Venice The Venetian aperitivo of choice is an electric-orange Aperol spritz, and an especially scenic place to sip one is The Gritti Palace’s Bar Longhi. A favorite haunt of Hemingway, this timeless spot serves one of the best spritzes in town. The hotel’s Riva Lounge, for its part, serves spectacular sunset views across the Grand Canal from its outdoor terrace. A different sort of atmosphere draws nightly crowds to the city’s bacari, tiny bars serving Venetian tapas called cicchetti. Many are clustered in the narrow alleys behind the Rialto Market, including Cantina Do Mori, an atmospheric bacaro dating to the fifteenth century with dark-wood walls and copper pots hung from the rafters, and All’Arco, a bustling wine bar dishing out crostini topped with whipped cod, marinated sardines, and other Venetian specialties.

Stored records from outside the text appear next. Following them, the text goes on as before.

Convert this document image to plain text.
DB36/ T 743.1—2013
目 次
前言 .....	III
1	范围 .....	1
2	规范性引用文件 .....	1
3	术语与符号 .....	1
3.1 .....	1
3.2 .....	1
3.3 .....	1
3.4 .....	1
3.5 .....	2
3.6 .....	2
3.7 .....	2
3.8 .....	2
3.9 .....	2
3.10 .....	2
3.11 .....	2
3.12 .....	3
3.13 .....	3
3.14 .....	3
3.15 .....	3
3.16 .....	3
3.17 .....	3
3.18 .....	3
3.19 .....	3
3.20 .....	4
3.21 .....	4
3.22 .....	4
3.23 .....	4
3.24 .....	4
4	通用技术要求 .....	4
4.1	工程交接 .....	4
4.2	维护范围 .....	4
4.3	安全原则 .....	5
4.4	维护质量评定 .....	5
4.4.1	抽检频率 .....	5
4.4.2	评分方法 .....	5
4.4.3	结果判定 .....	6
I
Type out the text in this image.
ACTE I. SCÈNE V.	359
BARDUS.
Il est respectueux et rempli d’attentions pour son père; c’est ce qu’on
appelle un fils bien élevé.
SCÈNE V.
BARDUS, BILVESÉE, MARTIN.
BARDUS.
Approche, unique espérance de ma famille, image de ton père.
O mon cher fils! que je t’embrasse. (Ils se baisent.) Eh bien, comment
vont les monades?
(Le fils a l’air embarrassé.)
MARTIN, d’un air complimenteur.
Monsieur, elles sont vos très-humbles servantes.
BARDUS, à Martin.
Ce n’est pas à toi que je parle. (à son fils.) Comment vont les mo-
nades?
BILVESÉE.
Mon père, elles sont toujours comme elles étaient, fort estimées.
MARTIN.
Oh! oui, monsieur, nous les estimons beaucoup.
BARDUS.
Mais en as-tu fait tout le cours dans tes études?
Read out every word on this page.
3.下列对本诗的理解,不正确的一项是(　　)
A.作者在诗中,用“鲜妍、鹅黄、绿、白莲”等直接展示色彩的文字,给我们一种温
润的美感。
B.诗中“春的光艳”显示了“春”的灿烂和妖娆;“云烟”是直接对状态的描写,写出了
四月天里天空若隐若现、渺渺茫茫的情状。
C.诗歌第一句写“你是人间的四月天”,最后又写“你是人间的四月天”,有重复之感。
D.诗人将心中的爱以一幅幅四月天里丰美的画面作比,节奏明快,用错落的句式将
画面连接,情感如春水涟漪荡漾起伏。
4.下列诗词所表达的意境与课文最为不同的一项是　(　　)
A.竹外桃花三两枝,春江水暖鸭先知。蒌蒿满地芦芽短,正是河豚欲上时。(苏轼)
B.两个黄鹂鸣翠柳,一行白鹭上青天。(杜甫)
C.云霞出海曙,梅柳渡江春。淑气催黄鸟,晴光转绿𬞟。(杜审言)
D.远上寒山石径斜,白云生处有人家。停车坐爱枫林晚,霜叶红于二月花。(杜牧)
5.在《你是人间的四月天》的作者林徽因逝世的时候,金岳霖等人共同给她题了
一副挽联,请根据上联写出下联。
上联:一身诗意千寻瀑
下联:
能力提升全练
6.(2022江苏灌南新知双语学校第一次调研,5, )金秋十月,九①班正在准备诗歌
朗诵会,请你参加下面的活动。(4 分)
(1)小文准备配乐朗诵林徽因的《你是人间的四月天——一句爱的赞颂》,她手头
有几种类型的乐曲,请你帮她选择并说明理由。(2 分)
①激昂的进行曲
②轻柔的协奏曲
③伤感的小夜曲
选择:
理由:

Florence Florentines aren’t as fanatic about aperitivo as their northern neighbors, but there are plenty of bars around the Tuscan capital that do it right. One of the most popular is Volume, a hip café with outdoor seating on Piazza Santo Spirito, where the prix fixe aperitivo special includes a drink and a platter of crudités, focaccia, dips, and chips. Cocktail connoisseurs should seek out La Ménagère, a café, flower shop, restaurant, and cocktail bar located within a sprawling nineteenth-century palazzo. Its refined cocktail menu often includes variations on the classic negroni, and you can order tapas to augment the complimentary bowls of olives and chips.
Rome Aperitivo takes many forms in the Italian capital, where Romans may spend the pre-dinner hours in a craft beer pub or a neighborhood enoteca. One spot that stands out for its superlative bar snacks is Il Goccetto, a friendly wine bar where the walls are lined with hundreds of bottles ready to be paired with taglieri – boards of salumi and cheese. A more unconventional option is Sacripante, an art gallery and bar located within a former convent. Deep inside the eclectic space, where modern art hangs on ancient stone walls, the cocktail bar resembles a Prohibition-era apothecary. Aperitivo might include a bitters-and-tonic cocktail paired with hand-sliced prosciutto, Sardinian cheeses, and marinated olives.